Hal ini bukan untuk menimbulkan polemic di antara kita selaku pendaki/ penggiat
alam bebas. Ini semata- mata hanya mengajak kawan- kawan sekalian untuk
berfikir dan menganalisa lebih spesifik lagi tentang masalah ini, sehingga
membuka cakrawala berfikir kita lebih luas lagi. Atau setidaknya, judul tulisan
ini akan membuat pembaca tertarik untuk membaca goresan tulisan ini sampai pada
titik terakhir.
Nah,
untuk itu, tulisan ini sengaja saya susun dari perspektif yang berbeda, dari
sisi yang “sedikit” berseberangan dari “pandangan/ anggapan” para pencinta alam
kebanyakan.
Saya sendiri dalam hal ini berpandangan bahwa, sekecil apapun kegiatan kita di alam/
hutan/ gunung, cukup untuk mengakibatkan kerusakan alam, terutama di lokasi
kegiatan tersebut di konsentrasikan. Satu tapak jejak langkah kita di hutan/
gunung, juga berpengaruh terhadap kelestarian alam/ gunung tersebut. Langkah
pertama kaki kita dapat saja mematahkan tunas pohon yang dilindungi yang baru
tumbuh, langkah kedua kita mungkin saja
merusak biji pohon yang tersemai secara alami di tanah, sehingga biji tersebut
tidak dapat tumbuh. Bagaimana dengan langkah kaki ketiga kita?

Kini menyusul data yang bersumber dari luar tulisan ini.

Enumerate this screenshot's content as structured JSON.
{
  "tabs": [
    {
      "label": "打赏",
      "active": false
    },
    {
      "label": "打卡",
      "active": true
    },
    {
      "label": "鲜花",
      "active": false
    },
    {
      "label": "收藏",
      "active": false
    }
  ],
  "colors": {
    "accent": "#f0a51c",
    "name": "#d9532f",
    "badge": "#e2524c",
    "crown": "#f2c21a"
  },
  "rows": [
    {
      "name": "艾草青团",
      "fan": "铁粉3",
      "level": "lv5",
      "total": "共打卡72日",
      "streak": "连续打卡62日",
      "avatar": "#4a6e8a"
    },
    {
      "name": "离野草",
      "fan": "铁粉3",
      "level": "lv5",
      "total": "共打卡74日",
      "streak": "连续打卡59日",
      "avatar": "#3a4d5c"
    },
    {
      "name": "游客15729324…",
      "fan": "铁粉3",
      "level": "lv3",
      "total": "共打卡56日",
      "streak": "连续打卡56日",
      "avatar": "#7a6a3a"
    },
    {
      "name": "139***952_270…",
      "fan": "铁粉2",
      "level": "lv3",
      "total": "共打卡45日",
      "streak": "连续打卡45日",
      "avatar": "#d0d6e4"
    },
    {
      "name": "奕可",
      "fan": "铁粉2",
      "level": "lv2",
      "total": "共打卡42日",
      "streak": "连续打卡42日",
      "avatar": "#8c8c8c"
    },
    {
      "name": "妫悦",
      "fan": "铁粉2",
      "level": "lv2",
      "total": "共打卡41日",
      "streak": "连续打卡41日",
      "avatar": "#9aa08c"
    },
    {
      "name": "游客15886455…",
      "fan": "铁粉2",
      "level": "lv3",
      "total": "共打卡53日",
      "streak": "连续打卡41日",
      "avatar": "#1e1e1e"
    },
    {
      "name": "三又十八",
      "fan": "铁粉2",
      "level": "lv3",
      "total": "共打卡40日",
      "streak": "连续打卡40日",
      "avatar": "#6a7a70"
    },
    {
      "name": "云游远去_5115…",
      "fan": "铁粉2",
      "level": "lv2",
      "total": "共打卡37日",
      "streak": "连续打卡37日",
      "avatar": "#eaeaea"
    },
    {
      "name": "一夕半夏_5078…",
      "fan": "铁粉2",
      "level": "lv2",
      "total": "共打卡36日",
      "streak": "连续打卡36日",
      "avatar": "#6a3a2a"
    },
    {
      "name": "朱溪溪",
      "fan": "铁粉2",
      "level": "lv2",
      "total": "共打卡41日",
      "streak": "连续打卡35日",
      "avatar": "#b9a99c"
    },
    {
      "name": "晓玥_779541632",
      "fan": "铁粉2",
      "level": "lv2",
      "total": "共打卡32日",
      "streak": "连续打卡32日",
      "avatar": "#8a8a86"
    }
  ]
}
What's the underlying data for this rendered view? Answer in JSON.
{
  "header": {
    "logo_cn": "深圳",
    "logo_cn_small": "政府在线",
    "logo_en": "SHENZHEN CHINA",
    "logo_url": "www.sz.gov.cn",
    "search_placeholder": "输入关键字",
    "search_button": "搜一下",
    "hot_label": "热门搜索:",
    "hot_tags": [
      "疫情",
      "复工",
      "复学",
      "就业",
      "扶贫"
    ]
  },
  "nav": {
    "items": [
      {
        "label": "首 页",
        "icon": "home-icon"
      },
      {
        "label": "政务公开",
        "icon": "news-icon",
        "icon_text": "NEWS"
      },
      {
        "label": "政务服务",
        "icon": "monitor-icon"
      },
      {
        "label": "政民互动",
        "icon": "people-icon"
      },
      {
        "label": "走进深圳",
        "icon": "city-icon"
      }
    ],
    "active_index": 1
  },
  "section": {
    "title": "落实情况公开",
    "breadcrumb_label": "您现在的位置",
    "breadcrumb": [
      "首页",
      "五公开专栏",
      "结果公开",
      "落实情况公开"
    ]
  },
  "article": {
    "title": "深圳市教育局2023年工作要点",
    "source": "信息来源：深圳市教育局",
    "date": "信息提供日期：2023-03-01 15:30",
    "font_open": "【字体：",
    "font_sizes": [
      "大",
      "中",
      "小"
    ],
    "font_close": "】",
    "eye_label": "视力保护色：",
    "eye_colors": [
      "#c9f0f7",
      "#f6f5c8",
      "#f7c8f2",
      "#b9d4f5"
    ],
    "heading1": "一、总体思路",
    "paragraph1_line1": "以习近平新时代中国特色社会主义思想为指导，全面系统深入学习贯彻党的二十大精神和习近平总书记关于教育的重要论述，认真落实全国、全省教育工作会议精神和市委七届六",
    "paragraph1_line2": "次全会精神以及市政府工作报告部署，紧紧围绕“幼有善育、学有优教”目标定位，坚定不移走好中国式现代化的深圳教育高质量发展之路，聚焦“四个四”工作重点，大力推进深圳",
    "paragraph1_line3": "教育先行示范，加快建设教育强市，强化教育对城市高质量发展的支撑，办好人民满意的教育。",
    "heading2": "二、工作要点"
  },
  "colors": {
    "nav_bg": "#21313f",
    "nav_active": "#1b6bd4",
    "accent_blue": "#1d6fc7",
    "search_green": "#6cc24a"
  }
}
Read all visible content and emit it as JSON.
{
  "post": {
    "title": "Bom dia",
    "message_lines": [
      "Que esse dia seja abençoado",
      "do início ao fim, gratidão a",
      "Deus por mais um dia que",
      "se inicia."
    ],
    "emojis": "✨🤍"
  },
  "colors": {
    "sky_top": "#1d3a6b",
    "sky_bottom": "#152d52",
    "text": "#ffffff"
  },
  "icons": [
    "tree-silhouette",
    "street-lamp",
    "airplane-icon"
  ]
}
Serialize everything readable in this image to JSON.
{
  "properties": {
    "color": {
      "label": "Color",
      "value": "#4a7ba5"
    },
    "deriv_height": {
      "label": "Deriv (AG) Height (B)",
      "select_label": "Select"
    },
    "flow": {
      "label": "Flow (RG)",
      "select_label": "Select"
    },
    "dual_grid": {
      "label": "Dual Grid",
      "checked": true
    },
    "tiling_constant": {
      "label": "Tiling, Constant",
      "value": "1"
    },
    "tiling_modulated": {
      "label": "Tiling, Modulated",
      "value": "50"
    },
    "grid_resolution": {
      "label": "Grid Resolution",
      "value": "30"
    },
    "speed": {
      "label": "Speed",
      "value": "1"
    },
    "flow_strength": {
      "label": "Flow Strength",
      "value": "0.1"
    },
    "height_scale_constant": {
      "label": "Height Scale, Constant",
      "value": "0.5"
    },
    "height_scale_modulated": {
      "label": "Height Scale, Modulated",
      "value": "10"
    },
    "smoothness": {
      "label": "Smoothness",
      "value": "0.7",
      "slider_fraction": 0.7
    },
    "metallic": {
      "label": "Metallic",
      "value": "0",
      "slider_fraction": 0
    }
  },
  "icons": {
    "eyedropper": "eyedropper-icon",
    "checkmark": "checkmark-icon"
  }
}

Mungkin saja menginjak dan mematikan hewan
kecil sebangsa belalang yang hampir punah. Terus,,, bagaimana dengan langkah
kaki kita yang keempat? Kelima? Keenam? Dan seterusnya….
Kawan,,,
hal ini tidak dapat kita pungkiri. Memang demikianlah adanya. Kita ikut andil
dalam kerusakan alam kita sendiri.
Secara
pribadi, saya tidak setuju dengan cara/ kegiatan KPA/ MAPALA/ KPG atau
organisasi lainnya yang mengadakan diksar dengan acara pembukaan jalur baru. Membuka
jalur pendakian baru berarti membuka peluang baru yang lebih besar untuk
kerusakan hutan/ alam. Setuju…? Sedangkan dengan mengikuti jalur pendakian yang
sudah ada, kita dapat dan berpotensi merusak alam seperti ilustrasi jejak
langkah yang saya ulas di atas, bagaimana lagi dengan pembukaan jalur baru?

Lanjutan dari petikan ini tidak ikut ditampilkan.